Matthaeus asks: "I'm a 3rd-year CS student who will most likely be writing end-user applications after graduation. Naturally, I would like my apps to sell well, so I want to minimize user annoyance as much as possible. In an effort to improve my coding skills, what are Slashdot readers' biggest pet peeves when it comes to software? For example, my largest pet peeve is when a program steals the focus from another program while I'm typing. Maybe other software developers could take notice of this discussion also."
How could you watch pr0n if both of your hands were on the keyboard? Answer me that!?
You know better than your users. Include lots of wizards and bots to guide them. Don't allow them to disable them--it's for their own good.
If your program had been doing something in the background and was minimized or covered, be sure and let the user know it's finished by popping up! If this can be accomplished while the user is in mid sentence in a document or an IM, so much the better. The user paid good money for your application--you should be letting him know he got his money's worth!
When performing processor intensive operations, don't waste cycles telling the user what's going on. To an astute user, the wait cursor is more than sufficient--if he has so little faith in you that he thinks your application is locked up, fie on him.
Never repaint the screen while performing processor intensive operations--once again, performing repaints requested by the operating system interferes with the arduous task at hand for the application.
If your application is a game, be sure and use keys that are near the hotkeys for the operating system. For example, an ideal Windows game would use Alt for fire and Tab for missiles. Other combinations are left as an exercise for the reader.
If you write more than one application, be sure that the as few keyboard shortcuts as possible are the same between applications. Even better: take an innocuous, commonly used keyboard shortcut in one of your apps, and make it do something potentially dangerous in the other. For example, our alumni at Microsoft wrote Word to use Ctrl-Enter for a page break. In Outlook, when typing a message, this sends it immediately. If a user was typing a rant to his boss, he should have thought of that before putting venom in his draft email!
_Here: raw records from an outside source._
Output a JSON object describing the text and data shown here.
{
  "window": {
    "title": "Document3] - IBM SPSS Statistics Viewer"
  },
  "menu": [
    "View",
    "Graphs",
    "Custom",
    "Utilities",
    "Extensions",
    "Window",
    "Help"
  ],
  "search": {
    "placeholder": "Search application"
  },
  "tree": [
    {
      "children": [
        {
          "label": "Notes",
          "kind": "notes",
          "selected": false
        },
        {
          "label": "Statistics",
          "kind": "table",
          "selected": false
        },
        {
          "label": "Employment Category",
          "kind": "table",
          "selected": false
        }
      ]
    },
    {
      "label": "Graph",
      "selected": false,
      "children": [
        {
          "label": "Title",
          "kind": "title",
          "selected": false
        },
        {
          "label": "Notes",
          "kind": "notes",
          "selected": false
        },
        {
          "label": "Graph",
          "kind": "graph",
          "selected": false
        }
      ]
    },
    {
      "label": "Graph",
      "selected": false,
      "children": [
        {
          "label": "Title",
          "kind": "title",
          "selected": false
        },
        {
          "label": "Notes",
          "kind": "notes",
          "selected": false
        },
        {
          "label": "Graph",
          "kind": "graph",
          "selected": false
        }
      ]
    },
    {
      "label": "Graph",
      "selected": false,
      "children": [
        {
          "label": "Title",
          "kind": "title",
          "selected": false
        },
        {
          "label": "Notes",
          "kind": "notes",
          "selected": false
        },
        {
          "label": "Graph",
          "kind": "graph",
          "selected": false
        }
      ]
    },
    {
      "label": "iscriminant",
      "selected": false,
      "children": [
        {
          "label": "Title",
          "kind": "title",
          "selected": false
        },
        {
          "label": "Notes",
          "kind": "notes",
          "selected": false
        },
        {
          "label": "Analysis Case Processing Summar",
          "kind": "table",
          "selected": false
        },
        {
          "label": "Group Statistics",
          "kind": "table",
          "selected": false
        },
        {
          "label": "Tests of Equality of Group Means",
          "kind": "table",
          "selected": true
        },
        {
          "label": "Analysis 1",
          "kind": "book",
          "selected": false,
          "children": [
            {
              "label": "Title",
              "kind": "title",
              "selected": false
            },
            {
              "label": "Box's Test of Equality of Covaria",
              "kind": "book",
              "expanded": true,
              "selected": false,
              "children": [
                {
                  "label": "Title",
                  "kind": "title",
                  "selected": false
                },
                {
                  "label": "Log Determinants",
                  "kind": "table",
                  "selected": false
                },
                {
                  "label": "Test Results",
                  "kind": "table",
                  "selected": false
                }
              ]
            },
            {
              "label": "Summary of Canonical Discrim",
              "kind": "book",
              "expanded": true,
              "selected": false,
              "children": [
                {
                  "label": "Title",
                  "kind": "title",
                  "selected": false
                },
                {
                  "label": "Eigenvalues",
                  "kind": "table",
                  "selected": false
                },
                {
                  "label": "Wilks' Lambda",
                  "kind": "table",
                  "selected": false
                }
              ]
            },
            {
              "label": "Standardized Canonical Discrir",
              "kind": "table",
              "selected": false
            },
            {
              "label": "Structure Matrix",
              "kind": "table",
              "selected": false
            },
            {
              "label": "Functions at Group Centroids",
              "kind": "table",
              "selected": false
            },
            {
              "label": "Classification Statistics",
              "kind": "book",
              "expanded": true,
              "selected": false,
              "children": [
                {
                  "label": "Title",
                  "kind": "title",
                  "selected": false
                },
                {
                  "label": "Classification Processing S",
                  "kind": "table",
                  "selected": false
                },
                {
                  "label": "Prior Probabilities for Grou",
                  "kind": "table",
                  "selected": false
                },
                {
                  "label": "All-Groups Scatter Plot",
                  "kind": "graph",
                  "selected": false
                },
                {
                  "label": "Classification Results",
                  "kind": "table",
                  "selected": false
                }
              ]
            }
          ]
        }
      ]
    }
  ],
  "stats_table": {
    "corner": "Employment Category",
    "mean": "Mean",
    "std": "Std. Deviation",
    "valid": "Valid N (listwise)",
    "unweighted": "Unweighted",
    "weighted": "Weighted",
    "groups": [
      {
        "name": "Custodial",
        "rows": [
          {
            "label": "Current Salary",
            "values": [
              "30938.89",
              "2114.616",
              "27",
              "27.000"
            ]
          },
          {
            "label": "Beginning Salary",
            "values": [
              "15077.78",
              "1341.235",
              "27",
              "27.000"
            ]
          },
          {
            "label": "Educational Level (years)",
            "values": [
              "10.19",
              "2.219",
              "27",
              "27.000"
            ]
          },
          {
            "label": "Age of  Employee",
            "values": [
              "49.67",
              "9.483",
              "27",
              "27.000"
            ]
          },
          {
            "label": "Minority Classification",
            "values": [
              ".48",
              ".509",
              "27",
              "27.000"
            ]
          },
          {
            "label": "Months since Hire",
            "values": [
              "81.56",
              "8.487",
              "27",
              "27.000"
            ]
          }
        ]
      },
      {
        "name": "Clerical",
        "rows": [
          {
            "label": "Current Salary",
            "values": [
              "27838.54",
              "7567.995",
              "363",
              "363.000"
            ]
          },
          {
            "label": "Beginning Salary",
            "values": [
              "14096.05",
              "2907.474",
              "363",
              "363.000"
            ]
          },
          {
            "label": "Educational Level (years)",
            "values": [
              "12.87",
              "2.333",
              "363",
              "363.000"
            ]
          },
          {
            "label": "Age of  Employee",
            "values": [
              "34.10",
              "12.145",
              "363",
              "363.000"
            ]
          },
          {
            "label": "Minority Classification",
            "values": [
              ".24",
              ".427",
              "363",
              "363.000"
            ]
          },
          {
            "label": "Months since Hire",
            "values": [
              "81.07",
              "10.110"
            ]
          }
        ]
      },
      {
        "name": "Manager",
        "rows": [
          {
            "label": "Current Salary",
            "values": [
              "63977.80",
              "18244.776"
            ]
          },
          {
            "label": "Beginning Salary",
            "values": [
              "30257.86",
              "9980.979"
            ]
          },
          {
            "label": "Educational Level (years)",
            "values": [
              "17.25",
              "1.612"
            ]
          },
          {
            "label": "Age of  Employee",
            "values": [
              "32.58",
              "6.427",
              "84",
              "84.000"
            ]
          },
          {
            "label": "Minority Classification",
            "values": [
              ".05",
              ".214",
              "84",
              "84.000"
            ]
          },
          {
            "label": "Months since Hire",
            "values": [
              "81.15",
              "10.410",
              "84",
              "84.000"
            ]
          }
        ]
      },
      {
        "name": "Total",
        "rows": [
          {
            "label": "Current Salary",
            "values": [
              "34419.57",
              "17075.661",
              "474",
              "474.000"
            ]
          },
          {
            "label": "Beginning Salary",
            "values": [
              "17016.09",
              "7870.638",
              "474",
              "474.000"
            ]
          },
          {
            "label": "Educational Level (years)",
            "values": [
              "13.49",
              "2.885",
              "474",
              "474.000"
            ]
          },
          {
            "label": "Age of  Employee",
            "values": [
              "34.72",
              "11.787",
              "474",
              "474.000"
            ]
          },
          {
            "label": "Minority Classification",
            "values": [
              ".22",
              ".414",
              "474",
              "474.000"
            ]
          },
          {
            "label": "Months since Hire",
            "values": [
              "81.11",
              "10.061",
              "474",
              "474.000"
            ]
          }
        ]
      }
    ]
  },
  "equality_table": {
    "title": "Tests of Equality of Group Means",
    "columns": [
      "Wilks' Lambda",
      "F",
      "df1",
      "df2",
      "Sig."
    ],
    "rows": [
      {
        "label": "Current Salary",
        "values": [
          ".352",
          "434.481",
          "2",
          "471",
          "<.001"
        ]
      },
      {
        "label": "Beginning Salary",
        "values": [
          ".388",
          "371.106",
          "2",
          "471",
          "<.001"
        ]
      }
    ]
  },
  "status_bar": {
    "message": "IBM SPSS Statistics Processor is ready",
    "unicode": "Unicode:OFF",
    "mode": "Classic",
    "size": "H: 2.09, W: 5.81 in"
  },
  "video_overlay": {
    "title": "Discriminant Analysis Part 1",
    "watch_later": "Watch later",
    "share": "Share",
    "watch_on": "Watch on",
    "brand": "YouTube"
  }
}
If yours is a web application, be sure the "Back" button never operates.
If a user fills out a form and it doesn't pass your rigorous validation checks, return him to the form and ensure that none of the entries he typed are filled in. If he made a mistake in the one you caught, who knows what other mistakes are in there? Can't be too careful!
When validating a form, once you catch an error, report it and make the user fill it out again. There's no value in pointing out all the failed edits, since you're going to clear the form for him anyway, right?